Antenna elements according to the invention have been described above. The shapes of the antenna element and its radiators can naturally differ from those presented. The inventive idea can be applied in different ways within the limits set by the independent claims 1 and 7.

Claims

1. A radiating antenna element of a multiband planar antenna, which element comprises a dielectric substrate and conductive coating on one surface of the substrate, which coating has a feed point arranged to be connected to an antenna feed conductor and is divided by an intermediate area into at least first and second radiating conductor branches to form more than one operating band, some of said conductive coating being also located on said intermediate area, separated from the radiating conductor branches by a border groove.

2. An antenna element according to claim 1, the conductive coating covering the whole intermediate area except for said border groove.

3. An antenna element according to claim 1, the conductive coating of the intermediate area being divided into a plurality of separate conductor areas to make sure that the conductive coating of the intermediate area does not radiate or have any substantial effect on a coupling between the radiating conductor branches on the range of the operating bands of the antenna.

4. An antenna element according to claim 1, the conductive coating of the intermediate area being continuous and having at least one groove starting from the border of the area to change the electric length of the conductive coating and to form a parasitic radiator resonating in a certain band.

5. An antenna element according to claim 1, being a discrete component to be installed inside outer cover of a radio device.

6. An antenna element according to claim 1, said dielectric substrate being a part of outer cover of a radio device.

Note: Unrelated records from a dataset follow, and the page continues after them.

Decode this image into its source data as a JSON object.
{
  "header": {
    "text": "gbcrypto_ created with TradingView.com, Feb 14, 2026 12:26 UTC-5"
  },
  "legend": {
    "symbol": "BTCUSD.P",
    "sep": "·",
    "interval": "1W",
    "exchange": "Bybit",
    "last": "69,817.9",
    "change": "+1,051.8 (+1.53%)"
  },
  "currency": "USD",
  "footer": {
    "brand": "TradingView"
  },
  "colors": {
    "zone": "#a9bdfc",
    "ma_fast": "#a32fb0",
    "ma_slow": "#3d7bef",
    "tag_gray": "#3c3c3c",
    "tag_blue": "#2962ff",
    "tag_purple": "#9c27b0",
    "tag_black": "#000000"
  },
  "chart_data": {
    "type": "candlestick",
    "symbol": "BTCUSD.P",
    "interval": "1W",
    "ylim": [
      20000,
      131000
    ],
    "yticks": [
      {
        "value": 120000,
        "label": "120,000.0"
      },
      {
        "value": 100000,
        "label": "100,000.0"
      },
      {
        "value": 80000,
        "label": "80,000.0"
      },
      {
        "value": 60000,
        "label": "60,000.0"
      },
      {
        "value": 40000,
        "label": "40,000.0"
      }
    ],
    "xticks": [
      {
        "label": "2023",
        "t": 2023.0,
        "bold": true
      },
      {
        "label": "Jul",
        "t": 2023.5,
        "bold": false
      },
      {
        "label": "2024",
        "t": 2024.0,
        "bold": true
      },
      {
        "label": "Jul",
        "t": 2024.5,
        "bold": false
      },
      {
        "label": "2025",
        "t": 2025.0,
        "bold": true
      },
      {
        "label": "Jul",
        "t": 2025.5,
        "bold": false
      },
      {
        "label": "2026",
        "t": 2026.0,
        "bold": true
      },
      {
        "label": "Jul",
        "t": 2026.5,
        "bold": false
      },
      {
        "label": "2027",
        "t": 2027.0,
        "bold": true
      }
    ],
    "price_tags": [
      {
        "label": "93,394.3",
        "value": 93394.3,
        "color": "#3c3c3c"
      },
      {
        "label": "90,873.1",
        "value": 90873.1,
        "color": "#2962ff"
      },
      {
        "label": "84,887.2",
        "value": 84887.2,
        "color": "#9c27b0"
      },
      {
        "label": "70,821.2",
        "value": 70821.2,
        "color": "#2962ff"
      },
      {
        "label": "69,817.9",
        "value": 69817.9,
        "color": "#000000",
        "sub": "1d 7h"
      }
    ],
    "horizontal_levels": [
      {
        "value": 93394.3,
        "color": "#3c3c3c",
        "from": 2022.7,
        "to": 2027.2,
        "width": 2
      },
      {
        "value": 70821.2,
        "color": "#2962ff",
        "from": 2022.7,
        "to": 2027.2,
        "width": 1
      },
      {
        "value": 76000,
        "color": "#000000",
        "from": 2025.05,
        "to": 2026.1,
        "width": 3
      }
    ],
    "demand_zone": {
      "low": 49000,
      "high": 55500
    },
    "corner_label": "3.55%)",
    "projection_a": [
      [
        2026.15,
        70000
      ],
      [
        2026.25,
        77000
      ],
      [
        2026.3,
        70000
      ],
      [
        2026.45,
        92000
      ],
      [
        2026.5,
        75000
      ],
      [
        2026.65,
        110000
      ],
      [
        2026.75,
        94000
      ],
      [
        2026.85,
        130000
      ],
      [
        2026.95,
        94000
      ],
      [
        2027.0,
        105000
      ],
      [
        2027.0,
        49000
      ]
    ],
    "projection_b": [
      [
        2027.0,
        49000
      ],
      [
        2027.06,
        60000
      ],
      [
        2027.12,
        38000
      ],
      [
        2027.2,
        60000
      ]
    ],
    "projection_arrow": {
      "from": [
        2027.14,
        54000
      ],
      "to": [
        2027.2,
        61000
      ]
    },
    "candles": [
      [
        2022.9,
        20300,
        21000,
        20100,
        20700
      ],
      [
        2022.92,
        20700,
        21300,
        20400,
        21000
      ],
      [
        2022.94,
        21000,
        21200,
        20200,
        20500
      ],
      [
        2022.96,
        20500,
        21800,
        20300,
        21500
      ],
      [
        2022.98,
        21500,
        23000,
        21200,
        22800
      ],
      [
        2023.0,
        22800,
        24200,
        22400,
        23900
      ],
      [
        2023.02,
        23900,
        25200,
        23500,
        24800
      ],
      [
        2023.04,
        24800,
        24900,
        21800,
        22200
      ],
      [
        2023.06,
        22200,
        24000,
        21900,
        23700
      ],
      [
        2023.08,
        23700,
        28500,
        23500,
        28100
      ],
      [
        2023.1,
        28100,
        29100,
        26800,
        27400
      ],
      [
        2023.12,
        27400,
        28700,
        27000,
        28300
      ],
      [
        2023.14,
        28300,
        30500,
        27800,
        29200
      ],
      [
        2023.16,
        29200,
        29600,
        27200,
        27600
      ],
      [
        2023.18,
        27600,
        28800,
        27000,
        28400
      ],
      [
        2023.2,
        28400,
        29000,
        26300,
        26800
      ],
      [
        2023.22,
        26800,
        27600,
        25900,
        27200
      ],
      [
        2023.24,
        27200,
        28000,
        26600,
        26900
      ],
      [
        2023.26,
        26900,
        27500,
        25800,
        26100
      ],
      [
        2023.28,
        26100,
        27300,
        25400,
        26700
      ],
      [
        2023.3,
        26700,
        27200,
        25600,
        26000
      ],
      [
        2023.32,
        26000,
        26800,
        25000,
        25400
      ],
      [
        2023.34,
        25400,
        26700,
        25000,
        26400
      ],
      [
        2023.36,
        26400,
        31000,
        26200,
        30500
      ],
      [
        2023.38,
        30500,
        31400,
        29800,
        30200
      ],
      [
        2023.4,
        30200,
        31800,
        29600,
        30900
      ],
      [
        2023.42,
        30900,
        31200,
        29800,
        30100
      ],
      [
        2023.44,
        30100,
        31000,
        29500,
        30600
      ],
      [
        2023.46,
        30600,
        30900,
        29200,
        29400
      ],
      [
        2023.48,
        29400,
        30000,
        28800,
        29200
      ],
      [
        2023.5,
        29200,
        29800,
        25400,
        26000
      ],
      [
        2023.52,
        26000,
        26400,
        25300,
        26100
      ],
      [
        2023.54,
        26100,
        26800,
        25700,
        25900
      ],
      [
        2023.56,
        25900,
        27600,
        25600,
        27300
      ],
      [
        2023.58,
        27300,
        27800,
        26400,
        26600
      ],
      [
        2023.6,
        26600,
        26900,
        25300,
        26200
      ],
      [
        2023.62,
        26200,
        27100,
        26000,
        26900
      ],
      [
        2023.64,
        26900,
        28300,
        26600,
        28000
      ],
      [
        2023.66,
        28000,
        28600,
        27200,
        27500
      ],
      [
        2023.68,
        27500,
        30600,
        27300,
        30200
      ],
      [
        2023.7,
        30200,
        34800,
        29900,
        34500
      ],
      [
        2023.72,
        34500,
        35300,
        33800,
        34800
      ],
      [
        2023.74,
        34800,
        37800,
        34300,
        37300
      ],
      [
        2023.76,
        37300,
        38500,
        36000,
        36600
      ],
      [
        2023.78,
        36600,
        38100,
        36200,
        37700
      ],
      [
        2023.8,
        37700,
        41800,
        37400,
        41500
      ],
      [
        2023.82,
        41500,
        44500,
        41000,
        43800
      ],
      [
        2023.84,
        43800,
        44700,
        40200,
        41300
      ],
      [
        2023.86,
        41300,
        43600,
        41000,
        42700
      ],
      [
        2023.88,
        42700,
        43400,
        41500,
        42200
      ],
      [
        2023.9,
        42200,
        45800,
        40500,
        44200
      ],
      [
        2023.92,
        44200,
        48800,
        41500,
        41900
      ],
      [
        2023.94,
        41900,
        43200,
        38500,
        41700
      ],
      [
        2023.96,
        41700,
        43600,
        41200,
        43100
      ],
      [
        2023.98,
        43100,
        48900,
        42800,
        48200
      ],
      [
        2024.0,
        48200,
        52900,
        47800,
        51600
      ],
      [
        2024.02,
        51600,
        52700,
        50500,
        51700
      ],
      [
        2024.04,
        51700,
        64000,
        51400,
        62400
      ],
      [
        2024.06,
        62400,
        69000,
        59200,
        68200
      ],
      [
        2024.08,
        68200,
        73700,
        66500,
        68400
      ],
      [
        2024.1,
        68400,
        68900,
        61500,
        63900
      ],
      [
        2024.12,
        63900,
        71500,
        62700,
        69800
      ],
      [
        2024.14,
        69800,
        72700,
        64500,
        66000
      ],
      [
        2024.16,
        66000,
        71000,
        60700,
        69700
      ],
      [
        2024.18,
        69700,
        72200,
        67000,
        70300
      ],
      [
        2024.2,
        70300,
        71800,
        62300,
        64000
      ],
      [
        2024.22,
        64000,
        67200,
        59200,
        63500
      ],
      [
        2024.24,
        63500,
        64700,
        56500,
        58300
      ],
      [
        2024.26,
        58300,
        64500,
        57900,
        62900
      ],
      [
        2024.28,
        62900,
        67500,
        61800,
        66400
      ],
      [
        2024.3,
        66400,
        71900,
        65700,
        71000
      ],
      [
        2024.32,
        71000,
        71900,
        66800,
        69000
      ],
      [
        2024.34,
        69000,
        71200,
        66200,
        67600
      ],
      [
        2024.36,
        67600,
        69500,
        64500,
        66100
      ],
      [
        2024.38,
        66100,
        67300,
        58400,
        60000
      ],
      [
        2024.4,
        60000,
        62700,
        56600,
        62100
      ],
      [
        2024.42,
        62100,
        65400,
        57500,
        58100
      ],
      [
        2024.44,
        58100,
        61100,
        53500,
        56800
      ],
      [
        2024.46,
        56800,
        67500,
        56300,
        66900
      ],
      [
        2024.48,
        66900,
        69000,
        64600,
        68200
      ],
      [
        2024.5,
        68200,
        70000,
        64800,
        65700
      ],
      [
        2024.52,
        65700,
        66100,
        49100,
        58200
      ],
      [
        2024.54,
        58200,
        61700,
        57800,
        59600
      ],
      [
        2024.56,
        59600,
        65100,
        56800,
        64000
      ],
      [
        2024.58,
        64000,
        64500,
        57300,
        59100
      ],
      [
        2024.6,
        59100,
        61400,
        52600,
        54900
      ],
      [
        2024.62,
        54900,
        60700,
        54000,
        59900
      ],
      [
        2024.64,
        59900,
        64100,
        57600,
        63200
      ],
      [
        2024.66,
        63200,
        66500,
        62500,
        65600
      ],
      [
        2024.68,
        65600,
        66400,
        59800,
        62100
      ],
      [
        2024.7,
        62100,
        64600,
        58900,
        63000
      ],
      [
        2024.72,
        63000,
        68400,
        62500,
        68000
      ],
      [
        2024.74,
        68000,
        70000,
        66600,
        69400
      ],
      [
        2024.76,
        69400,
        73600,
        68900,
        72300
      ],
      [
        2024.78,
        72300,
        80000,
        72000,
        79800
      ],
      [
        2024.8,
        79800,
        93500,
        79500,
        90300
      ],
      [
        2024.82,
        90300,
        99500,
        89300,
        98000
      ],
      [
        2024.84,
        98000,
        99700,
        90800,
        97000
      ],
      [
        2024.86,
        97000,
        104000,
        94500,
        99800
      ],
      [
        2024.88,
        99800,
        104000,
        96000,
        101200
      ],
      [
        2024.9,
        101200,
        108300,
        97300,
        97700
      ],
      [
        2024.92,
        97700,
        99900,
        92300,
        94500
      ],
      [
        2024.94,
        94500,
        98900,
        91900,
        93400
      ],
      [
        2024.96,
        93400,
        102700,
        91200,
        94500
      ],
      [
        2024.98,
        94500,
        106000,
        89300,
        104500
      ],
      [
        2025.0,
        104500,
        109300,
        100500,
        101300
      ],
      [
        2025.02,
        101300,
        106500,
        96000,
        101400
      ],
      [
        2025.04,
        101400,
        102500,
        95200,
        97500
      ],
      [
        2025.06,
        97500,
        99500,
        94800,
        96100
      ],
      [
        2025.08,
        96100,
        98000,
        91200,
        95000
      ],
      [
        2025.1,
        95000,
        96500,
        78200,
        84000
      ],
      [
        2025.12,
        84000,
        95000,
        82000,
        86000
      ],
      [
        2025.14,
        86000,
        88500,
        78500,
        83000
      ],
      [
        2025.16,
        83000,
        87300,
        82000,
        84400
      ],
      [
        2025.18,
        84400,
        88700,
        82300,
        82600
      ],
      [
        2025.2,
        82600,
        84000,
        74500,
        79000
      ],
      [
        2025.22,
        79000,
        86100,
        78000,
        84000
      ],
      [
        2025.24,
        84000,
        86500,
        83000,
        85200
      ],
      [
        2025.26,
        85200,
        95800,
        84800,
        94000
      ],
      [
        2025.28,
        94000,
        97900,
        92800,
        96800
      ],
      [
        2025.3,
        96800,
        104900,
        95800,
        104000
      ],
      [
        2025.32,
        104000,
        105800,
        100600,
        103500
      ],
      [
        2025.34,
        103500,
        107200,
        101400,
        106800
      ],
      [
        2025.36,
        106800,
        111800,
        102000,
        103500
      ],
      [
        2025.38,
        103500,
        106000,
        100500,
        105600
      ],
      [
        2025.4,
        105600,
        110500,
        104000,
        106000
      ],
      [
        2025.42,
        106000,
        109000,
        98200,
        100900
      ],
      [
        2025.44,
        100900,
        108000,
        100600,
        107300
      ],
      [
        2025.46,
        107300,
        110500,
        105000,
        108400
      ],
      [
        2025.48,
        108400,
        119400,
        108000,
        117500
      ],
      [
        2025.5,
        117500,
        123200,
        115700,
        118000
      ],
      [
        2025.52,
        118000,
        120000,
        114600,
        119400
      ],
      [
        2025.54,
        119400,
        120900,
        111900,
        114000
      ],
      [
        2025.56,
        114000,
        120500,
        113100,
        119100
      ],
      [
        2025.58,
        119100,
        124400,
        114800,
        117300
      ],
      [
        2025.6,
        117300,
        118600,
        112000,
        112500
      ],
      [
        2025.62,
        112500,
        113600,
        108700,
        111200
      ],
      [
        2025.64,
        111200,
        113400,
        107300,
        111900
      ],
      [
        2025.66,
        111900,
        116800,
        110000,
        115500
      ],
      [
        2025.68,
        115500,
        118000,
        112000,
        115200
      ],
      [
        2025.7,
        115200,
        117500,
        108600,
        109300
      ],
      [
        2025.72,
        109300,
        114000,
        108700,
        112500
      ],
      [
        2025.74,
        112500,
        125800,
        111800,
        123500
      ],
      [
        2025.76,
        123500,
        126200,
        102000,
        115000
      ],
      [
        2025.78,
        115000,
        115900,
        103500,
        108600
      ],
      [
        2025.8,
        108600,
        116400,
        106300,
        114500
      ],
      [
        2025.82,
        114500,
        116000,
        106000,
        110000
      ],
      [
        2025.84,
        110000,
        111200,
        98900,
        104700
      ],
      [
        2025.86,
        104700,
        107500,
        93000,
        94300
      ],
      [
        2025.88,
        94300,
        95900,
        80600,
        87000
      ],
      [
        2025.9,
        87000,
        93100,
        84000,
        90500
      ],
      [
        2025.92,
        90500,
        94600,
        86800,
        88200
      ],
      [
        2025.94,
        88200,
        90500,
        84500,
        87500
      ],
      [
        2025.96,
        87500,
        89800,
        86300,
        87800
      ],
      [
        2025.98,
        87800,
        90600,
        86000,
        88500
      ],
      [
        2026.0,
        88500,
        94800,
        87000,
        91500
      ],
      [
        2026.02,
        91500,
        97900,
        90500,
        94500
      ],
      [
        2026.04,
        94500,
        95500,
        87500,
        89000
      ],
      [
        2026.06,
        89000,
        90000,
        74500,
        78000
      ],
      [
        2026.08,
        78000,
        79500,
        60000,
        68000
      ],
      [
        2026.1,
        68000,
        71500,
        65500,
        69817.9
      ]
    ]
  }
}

7. A method for manufacturing a radiating antenna element of a multiband planar antenna by removing some of a conductive coating on one surface of a dielectric substrate to form at least first and second radiating conductor branches of the antenna element, wherein said removing of a conductive coating is implemented by machining a border groove of an intermediate area between said conductor branches so that the conductive coating of the intermediate area remains substantially completely left in the antenna element.

8. A method according to claim 7, machining on said conductive coating of the intermediate area, in addition to the border groove, at least one groove joined in the border groove.

9. A method according to claim 7, the machining of the conductive coating of the intermediate area being implemented by laser technique.

10. A radiating antenna element of a multiband planar antenna, which element comprises a dielectric substrate and conductive coating on one surface of the substrate, which coating has been divided by an intermediate area into at least first and second radiating conductor branches to form more than one operating band, some of said conductive coating being also located on said intermediate area, separated from the radiating conductor branches by a border groove;

wherein the conductive coating of the intermediate area is divided into a plurality of separate conductor areas to make sure that the conductive coating of the intermediate area does not radiate or have any substantial effect on a coupling between the radiating conductor branches on the range of the operating bands of the antenna.